AIAS
The slayer stands so that his edge may cleave
Most surely, (if there be leisure for such thought,)
Being the gift of Hector, of all friends
Most unloved, and most hateful to my sight.
Then it is planted in Troy's hostile soil,
New-sharpened on the iron-biting whet.
And heedfully have I planted it, that so
With a swift death it prove to me most kind.
Thus have I made all ready.
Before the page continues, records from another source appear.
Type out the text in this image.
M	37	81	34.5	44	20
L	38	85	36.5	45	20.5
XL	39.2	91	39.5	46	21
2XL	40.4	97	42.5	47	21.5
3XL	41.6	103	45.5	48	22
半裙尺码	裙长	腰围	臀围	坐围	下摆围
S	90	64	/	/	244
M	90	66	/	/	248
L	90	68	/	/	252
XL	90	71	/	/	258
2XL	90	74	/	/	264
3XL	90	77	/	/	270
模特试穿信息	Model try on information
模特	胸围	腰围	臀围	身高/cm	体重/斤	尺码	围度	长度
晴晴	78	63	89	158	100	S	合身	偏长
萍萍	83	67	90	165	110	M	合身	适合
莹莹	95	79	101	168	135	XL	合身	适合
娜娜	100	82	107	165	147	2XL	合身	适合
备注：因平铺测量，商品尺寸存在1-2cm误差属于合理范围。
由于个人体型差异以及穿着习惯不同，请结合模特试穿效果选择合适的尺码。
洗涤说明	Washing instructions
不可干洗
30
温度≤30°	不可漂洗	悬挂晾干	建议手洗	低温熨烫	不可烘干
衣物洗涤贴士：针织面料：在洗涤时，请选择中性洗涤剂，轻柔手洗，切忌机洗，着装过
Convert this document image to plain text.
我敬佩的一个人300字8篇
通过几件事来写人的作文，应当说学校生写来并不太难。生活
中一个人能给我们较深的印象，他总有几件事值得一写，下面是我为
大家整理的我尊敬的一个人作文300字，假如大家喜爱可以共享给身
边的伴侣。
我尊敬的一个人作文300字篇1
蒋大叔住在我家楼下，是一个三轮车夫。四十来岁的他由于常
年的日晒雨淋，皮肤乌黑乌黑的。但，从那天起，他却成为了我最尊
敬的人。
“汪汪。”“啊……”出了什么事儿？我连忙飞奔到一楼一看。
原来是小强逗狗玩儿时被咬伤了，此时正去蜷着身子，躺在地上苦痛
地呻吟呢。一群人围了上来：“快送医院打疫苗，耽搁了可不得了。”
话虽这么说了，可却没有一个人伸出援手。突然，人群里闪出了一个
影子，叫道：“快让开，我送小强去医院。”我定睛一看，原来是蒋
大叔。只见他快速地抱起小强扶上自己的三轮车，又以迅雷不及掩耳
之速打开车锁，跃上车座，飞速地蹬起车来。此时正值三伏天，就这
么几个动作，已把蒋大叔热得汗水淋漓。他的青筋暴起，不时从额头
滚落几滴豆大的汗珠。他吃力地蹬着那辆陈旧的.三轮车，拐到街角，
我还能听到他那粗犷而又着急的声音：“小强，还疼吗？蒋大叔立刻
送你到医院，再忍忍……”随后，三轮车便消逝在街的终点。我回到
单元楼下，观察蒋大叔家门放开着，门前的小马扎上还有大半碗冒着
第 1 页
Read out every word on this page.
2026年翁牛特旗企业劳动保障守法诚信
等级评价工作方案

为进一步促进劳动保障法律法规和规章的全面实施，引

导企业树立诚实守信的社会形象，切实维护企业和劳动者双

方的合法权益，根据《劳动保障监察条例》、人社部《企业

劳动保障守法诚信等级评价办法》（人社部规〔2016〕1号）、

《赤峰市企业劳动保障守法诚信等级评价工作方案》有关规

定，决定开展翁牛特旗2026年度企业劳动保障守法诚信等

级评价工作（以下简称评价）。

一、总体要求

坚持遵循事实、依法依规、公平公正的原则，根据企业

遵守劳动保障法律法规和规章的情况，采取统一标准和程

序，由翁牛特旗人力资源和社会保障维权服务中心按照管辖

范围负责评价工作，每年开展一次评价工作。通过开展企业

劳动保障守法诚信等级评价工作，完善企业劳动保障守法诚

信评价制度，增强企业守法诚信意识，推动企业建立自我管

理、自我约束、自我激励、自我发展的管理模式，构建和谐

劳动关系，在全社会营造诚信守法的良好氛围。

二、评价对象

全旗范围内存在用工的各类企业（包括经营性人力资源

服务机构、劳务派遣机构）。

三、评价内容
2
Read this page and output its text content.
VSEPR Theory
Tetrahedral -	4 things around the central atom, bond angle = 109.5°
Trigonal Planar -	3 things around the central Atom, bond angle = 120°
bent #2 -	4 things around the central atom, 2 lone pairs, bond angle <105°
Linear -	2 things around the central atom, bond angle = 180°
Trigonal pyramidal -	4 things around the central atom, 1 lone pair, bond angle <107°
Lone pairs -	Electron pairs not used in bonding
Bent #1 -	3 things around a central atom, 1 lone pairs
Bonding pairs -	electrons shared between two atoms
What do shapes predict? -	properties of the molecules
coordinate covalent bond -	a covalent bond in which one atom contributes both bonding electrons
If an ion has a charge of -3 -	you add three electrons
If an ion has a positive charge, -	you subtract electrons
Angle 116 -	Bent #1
Next be thou
The first, Zeus, to aid me, as is right.
It is no mighty boon that I shall crave.
Send some announcer of the evil news
To Teucer, that he first may lift me up,
When I have fallen upon this reeking sword,
Lest ere he come some enemy should espy me
And cast me forth to dogs and birds a prey.
This, O Zeus, I entreat thee, and likewise call
On Hermes, guide to the underworld, to lay me
Asleep without a struggle, at one swift bound,
When I have thrust my heart through with this sword.
Next I call on those maidens ever-living
And ever watchful of all human miseries,
The dread swift-striding Erinues, that they mark
How by the Atreidæ I have been destroyed:
And these vile men by a vile doom utterly
May they cut off, even as they see me here.
Come, O ye swift avenging Erinues,
Spare not, touch with affliction the whole host.
And thou, whose chariot mounts up the steep sky,
Thou Sun, when on the land where I was born
Thou shalt look down, check thy gold-spangled rein,
And announce my disasters and my doom
To my aged sire and her who nurtured me.
She, woful woman, when she hears these tidings
Will wail out a loud dirge through all the town.
But I waste labour with this idle moan.